Nadel calls her book a “Holocaust memoir of hope and survival.” In spite of all the darkness she and millions of others experienced, the takeaway from her book truly is that of hope. There will always be good people to counteract the bad. 

Nadel was an active member of the Westminster community. She regularly attended yoga classes at City Park Fitness Center, something her instructor remembers fondly.  

“She was definitely part of the chatty group,” said Westminster Parks, Recreation and Libraries Fitness Instructor Tammy Hovey. “She liked having her spot in the front. We would spend time just chatting with each other, she liked to talk about her sons and grandchildren.” 
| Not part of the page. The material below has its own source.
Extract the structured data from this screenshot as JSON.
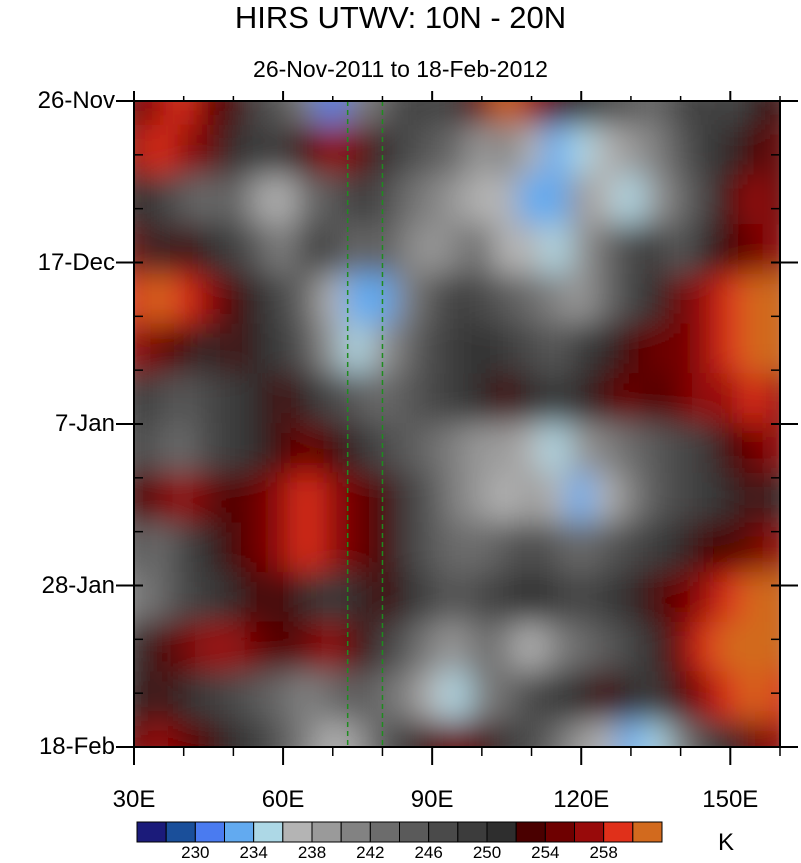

Despite coming face to face with the evils of a genocide, Hovey says Nadel’s life was defined by so much more. “It’s about how she approached life, she was always so funny and liked to talk about the Kardashians,” Hovey remembered. “She also liked to talk about technology and would say, ‘you know, you got to keep up to date Tammy, right? Because you got to know what's happening out there, so you don't fall behind,” Hovey said with a laugh. 

“I think that’s a progressive point of view because it's easy for all of us to get set in our ways, and being almost 90 years old for her to continue to have that growth mindset of, ‘yeah, I'm going to  come to yoga, I'm going to do these things that I'm not perfect at, but it's not about being perfect.” 

Nadel passed away on November 26, 2023.  She was 88 years old, just five days shy of her 89th birthday, and only a couple months before her book was published.  

In her own words, as an excerpt from the afterword in her book, Nadel explains why she decided to tell her story: “I’m not going to be here forever. Someday, there will be no Holocaust survivors still living. We will be gone. I want you, the young people, the next generation, to carry our stories on and someday tell your own children that, yes, you knew a Holocaust survivor. She was real. It really happened.” 

You can find “The Girl Who Sang” at both College Hill (3705 W. 112th Ave.) and Irving Street (7392 Irving St.) libraries. To view the library catalog, please visit: www.westminsterco.gov/Libraries.